# Exercise 2 - Objectives

#### Improve the accuracy of the network trained from scratch:
*    Deeper network (move convolutional layers, more fc layers)
*    Try a different optimizer such as Adam or RMSprop
*    Use a different or decaying learning rate

In [1]:
import torch
import torchvision
import torchvision.transforms as transforms
from tqdm import trange
# To avoid the error URLError:<urlopen error [SSL: CERTIFICATE_VERIFY_FAILED] certificate verify failed
import ssl
ssl._create_default_https_context = ssl._create_unverified_context


In [2]:
# Output of torchvision datasets are PILImage images of range [0, 1]. We transform them to Tensors of normalized range [-1, 1]
transform = transforms.Compose([transforms.ToTensor(), transforms.Normalize((0.5, 0.5, 0.5), (0.5, 0.5, 0.5))])

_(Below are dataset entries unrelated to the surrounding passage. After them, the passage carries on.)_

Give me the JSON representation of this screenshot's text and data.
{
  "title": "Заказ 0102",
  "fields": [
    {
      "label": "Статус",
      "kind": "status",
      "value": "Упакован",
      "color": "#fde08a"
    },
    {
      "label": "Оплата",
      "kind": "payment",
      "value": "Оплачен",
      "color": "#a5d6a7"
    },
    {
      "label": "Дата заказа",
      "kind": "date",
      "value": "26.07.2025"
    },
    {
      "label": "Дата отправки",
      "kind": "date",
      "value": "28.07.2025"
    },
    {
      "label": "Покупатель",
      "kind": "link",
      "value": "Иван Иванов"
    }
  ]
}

# Create the data loaders for the train and test sets
trainset = torchvision.datasets.CIFAR10(root='./data', train=True, download=True, transform=transform)
trainloader = torch.utils.data.DataLoader(trainset, batch_size=4, shuffle=True, num_workers=2)

testset = torchvision.datasets.CIFAR10(root='./data', train=False, download=True, transform=transform)
testloader = torch.utils.data.DataLoader(testset, batch_size=4, shuffle=False, num_workers=2)

# The 10 classes of CIFAR-10
classes = ('plane', 'car', 'bird', 'cat', 'deer', 'dog', 'frog', 'horse', 'ship', 'truck')

Files already downloaded and verified
Files already downloaded and verified


In [3]:
# Check the accuracy on the test set
def compute_accuracy(network, loader):
    correct = 0
    total = 0
    with torch.no_grad():
        for data in loader:
            images, labels = data[0].to(device), data[1].to(device)
            outputs = network(images)
            _, predicted = torch.max(outputs.data, 1)
            total += labels.size(0)
            correct += (predicted == labels).sum().item()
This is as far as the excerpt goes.